Le directeur de l'institut est censé être convié aux réunions du service de coopération et d'action culturelle (SCAC) , à celles des chefs de service de l'ambassade ainsi que, le cas échéant, à celles de la chancellerie diplomatique . Surtout, il a vocation à faire partie des personnes systématiquement présente (ou représentées) au conseil d'influence du poste dont il dépend.
Les réponses apportées par les directeurs des IFRE au questionnaire qu'il leur a fait parvenir ont donné le sentiment à votre rapporteur spécial que les interactions des directeurs et chercheurs des IFRE avec le reste du dispositif diplomatique français de leurs pays d'accueil , bien que perfectibles et étroitement liées aux relations interpersonnelles susceptibles d'être développées par les uns et les autres, étaient dans l'ensemble plutôt satisfaisante s.
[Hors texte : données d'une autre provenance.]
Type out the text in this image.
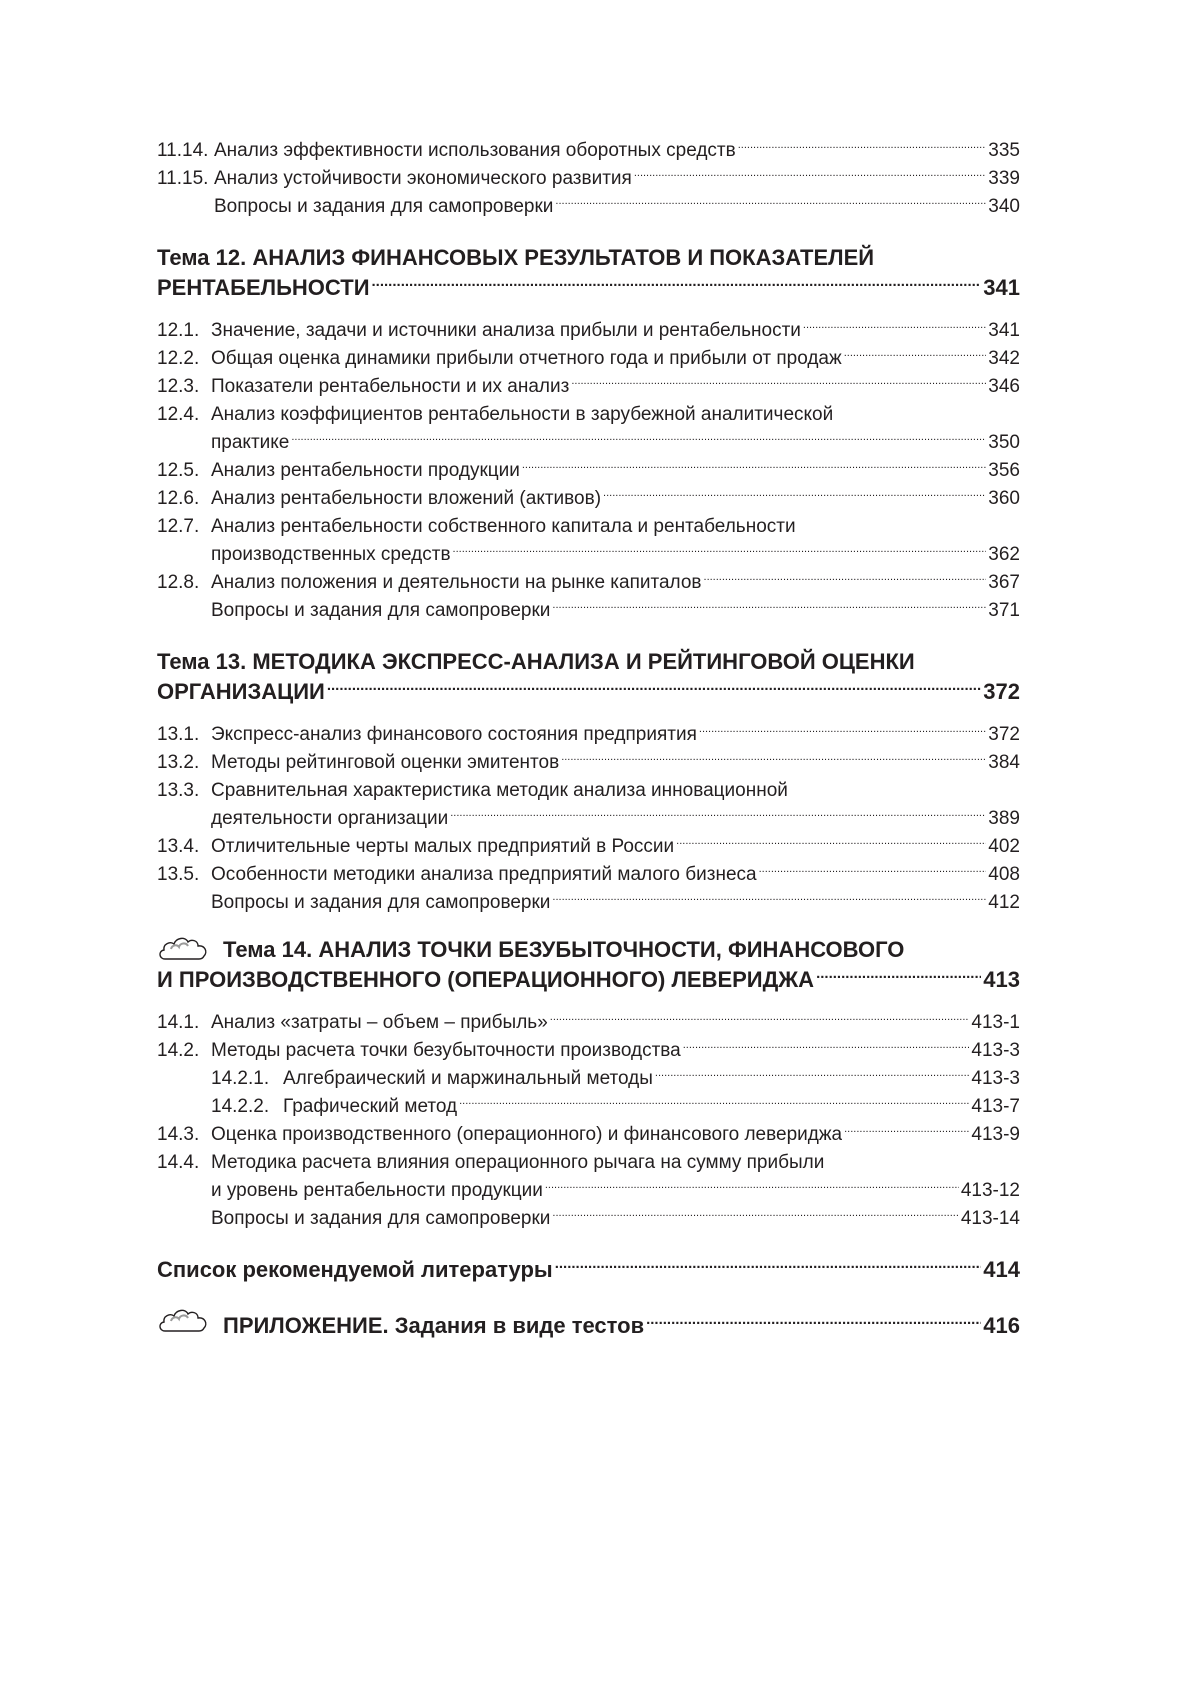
11.14. Анализ эффективности использования оборотных средств .....	335
11.15. Анализ устойчивости экономического развития .....	339
Вопросы и задания для самопроверки .....	340
Тема 12. АНАЛИЗ ФИНАНСОВЫХ РЕЗУЛЬТАТОВ И ПОКАЗАТЕЛЕЙ
РЕНТАБЕЛЬНОСТИ .....	341
12.1. Значение, задачи и источники анализа прибыли и рентабельности .....	341
12.2. Общая оценка динамики прибыли отчетного года и прибыли от продаж .....	342
12.3. Показатели рентабельности и их анализ .....	346
12.4. Анализ коэффициентов рентабельности в зарубежной аналитической
практике .....	350
12.5. Анализ рентабельности продукции .....	356
12.6. Анализ рентабельности вложений (активов) .....	360
12.7. Анализ рентабельности собственного капитала и рентабельности
производственных средств .....	362
12.8. Анализ положения и деятельности на рынке капиталов .....	367
Вопросы и задания для самопроверки .....	371
Тема 13. МЕТОДИКА ЭКСПРЕСС-АНАЛИЗА И РЕЙТИНГОВОЙ ОЦЕНКИ
ОРГАНИЗАЦИИ .....	372
13.1. Экспресс-анализ финансового состояния предприятия .....	372
13.2. Методы рейтинговой оценки эмитентов .....	384
13.3. Сравнительная характеристика методик анализа инновационной
деятельности организации .....	389
13.4. Отличительные черты малых предприятий в России .....	402
13.5. Особенности методики анализа предприятий малого бизнеса .....	408
Вопросы и задания для самопроверки .....	412
Тема 14. АНАЛИЗ ТОЧКИ БЕЗУБЫТОЧНОСТИ, ФИНАНСОВОГО
И ПРОИЗВОДСТВЕННОГО (ОПЕРАЦИОННОГО) ЛЕВЕРИДЖА .....	413
14.1. Анализ «затраты – объем – прибыль» .....	413-1
14.2. Методы расчета точки безубыточности производства .....	413-3
14.2.1. Алгебраический и маржинальный методы .....	413-3
14.2.2. Графический метод .....	413-7
14.3. Оценка производственного (операционного) и финансового левериджа .....	413-9
14.4. Методика расчета влияния операционного рычага на сумму прибыли
и уровень рентабельности продукции .....	413-12
Вопросы и задания для самопроверки .....	413-14
Список рекомендуемой литературы .....	414
ПРИЛОЖЕНИЕ. Задания в виде тестов .....	416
Un directeur qualifie ainsi ses chercheurs « d'interlocuteurs naturels de la chancellerie diplomatique » tandis qu'un autre se félicite que « les bonnes relations au sein du « dispositif France » soient propices aux échanges formels et informels entre les diverses composantes de celui-ci , dans le respect des particularités de chacune ».
De fait, la bonne qualité de ces relations est essentielle pour permettre aux IFRE de remplir l'intégralité des missions qui sont les leurs .
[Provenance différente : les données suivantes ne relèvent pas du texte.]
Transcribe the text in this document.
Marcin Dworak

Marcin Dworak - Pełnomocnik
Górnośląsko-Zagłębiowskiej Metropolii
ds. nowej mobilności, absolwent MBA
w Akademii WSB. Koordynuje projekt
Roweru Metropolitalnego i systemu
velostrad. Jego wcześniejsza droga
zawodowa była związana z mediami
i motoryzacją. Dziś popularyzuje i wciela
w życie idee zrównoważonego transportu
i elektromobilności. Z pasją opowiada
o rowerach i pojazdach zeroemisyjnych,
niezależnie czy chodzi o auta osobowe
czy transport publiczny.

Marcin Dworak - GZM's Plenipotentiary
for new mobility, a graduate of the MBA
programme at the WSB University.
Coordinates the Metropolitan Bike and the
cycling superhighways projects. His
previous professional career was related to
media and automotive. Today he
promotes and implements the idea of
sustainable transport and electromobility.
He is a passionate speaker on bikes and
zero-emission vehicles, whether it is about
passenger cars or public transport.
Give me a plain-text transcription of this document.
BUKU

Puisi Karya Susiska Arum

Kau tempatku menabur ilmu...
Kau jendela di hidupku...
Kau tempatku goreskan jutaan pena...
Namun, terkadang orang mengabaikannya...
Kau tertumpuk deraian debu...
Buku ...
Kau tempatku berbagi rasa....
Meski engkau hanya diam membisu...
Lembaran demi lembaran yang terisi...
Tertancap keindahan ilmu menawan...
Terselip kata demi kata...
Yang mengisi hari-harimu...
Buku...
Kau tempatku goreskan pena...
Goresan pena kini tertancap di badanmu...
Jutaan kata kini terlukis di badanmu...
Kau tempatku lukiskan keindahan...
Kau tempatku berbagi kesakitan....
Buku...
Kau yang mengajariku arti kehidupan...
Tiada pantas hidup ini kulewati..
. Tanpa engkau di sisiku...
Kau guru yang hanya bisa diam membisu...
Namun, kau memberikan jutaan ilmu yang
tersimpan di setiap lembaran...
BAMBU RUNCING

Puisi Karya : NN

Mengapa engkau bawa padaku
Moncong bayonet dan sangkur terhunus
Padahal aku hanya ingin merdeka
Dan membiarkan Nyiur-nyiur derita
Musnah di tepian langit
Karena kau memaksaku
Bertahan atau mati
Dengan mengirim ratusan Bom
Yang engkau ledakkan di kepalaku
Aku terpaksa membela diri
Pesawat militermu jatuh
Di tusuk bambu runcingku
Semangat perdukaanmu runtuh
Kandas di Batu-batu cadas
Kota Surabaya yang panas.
Car s'ils ne sont pas des think tanks de l'ambassade, ne sont pas tenus de répondre à des « commandes » de l'ambassadeur et doivent pouvoir mener leurs travaux de recherche en bénéficiant d'une complète autonomie scientifique , il paraît clair que leur appartenance au réseau diplomatique français doit les conduire à être sensibles aux thématiques qui intéressent directement les responsables des postes .
Une empathie mutuelle, une bonne compréhension des contraintes et des attentes des uns et des autres, est donc indispensable pour que diplomates et chercheurs puissent mutuellement bénéficier de leur présence sur les mêmes terrains extérieurs , ce qui est l'une des vocations des IFRE.
La collaboration avec les Instituts français paraît également bonne et les échanges très denses .
Quasiment toutes les réponses des directeurs au questionnaire sont positives sur ce point et présentent des exemples de projets menés en commun : journées consacrées au cinquantenaire des accords migratoires franco-turcs organisées par l'Institut français d'études andines (IFEA) et l'Institut français de Turquie en avril 2015, tenue des conférences publiques intitulées « Les rendez-vous de l'Institut français du Proche-Orient (IFPO) » dans les locaux de l'Institut français du Liban, participation de l'Institut français de Pondichéry (IFP) à la préparation du festival « Bonjour India », etc.
Un problème relevé toutefois par certains directeurs : la trop grande proximité entre les dénominations « Institut français » et « Institut français de recherche à l'étranger » affecte la lisibilité du dispositif diplomatique français dans les pays où ces deux types d'établissements sont présents . Raison de plus pour réfléchir à une évolution du nom des IFRE, que propose infra votre rapporteur spécial.
Au total, les IFRE paraissent donc plutôt bien intégrés dans le réseau diplomatique français au niveau local .
Mais leur impact sur la prise de décision publique semble encore trop peu perceptible et doit être renforcé .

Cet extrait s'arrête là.